Mapping a Service
Sometimes it can be a challenge to understand how services really work. In 2014 at Ministry of Justice Digital I worked to investigate how through mapping we could better understand services and identify new opportunities.
One of the big challenges we faced was a real gap in understanding about how services actually functioned, along with very little material that helped the organisation make more informed decisions. As a strategic design director I worked across a number of services and teams to lead how we solved this challenge.
Legal processes, service data, technology, staff and customer journeys were used to identify the full service. They were then mapped into easy to read service maps, depicting a process that had never been visualised or completely understood even to the people who use and work with it everyday.
The process began to get a better understanding of 'scope' for the Civil Claims Exemplar, but expanded into all civil justice services.

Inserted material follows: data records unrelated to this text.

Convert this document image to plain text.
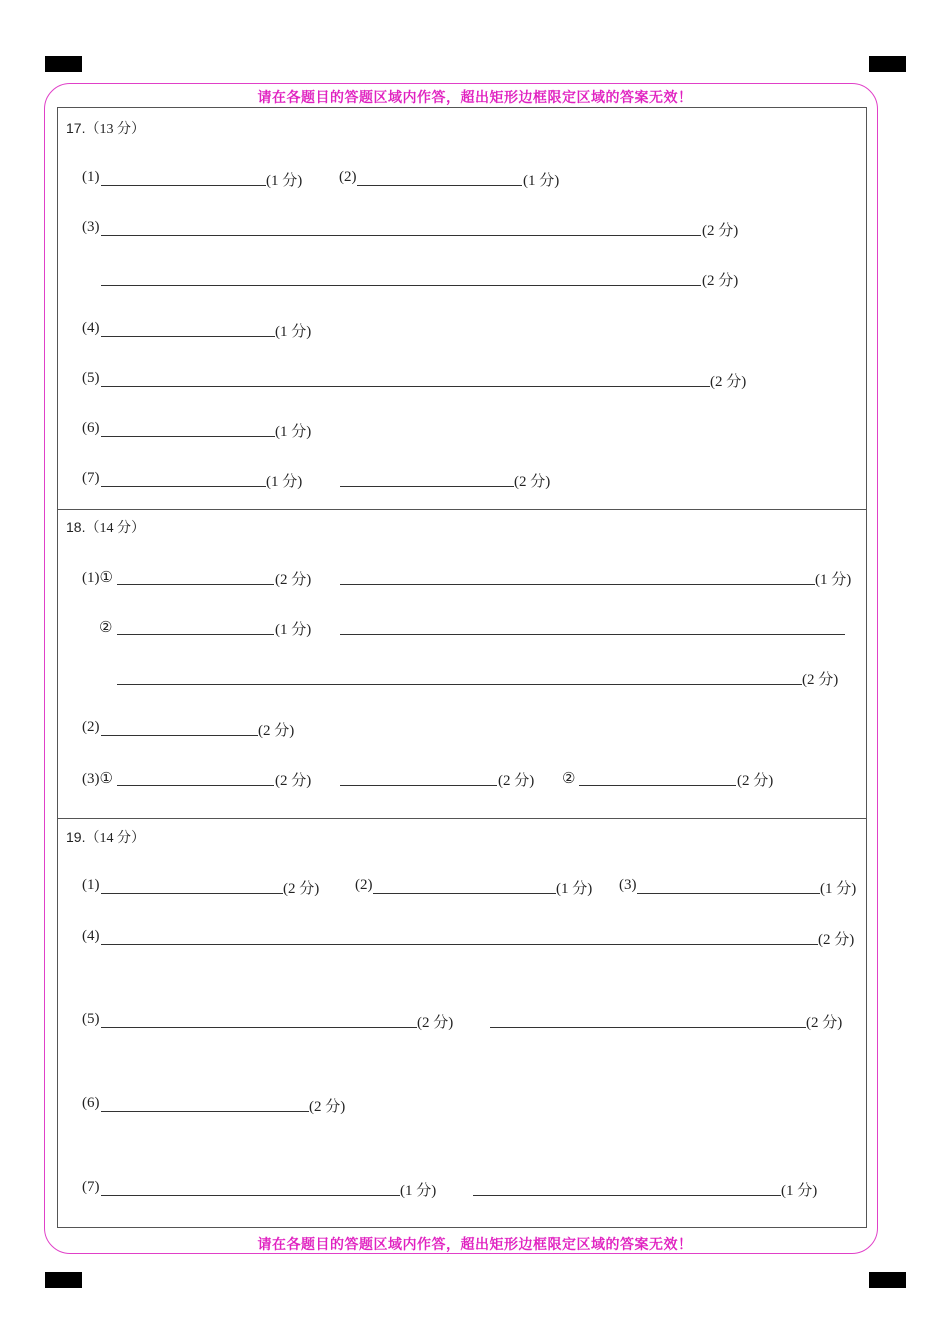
请在各题目的答题区域内作答，超出矩形边框限定区域的答案无效！
请在各题目的答题区域内作答，超出矩形边框限定区域的答案无效！
17.（13 分）
(1)	(1 分) (2)	(1 分)
(3)	(2 分)
(2 分)
(4)	(1 分)
(5)	(2 分)
(6)	(1 分)
(7)	(1 分)	(2 分)
18.（14 分）
(1)①	(2 分)	(1 分)
②	(1 分)
(2 分)
(2)	(2 分)
(3)①	(2 分)	(2 分) ②	(2 分)
19.（14 分）
(1)	(2 分) (2)	(1 分) (3)	(1 分)
(4)	(2 分)
(5)	(2 分)	(2 分)
(6)	(2 分)
(7)	(1 分)	(1 分)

Becoming a fantastic tool for explaining experience, costs, risks and savings opportunities to stakeholders at all levels. I then moved into other services including traffic offences and collaborated with other services across GDS.
If you fancy getting a better idea of the process read my service mapping blog post.
Tell me more
The service maps were created though interviews and workshops with specialists in the courts, policy, police and charities to understand better both the formal and informal procedure that people go through. They represented how services were at the time rather than a vision for the future. We added user research findings, service data and finally cost to help determine the best choices for our next projects.
A digital mapping tool
One of the challenges I found with the analog mapping process is that someone still has to draw the maps. I wanted to create a way that those doing the research could make a map regardless of their drawing and design capabilities. How could we map many services in a united and user friendly way department wide?
Service mapper was born out of the collaboration with developer James Darling who was tackling the challenge of a tool for mapping systems. We decided that these were interconnected so working together we created a functioning prototype tool that combined both systems and their users.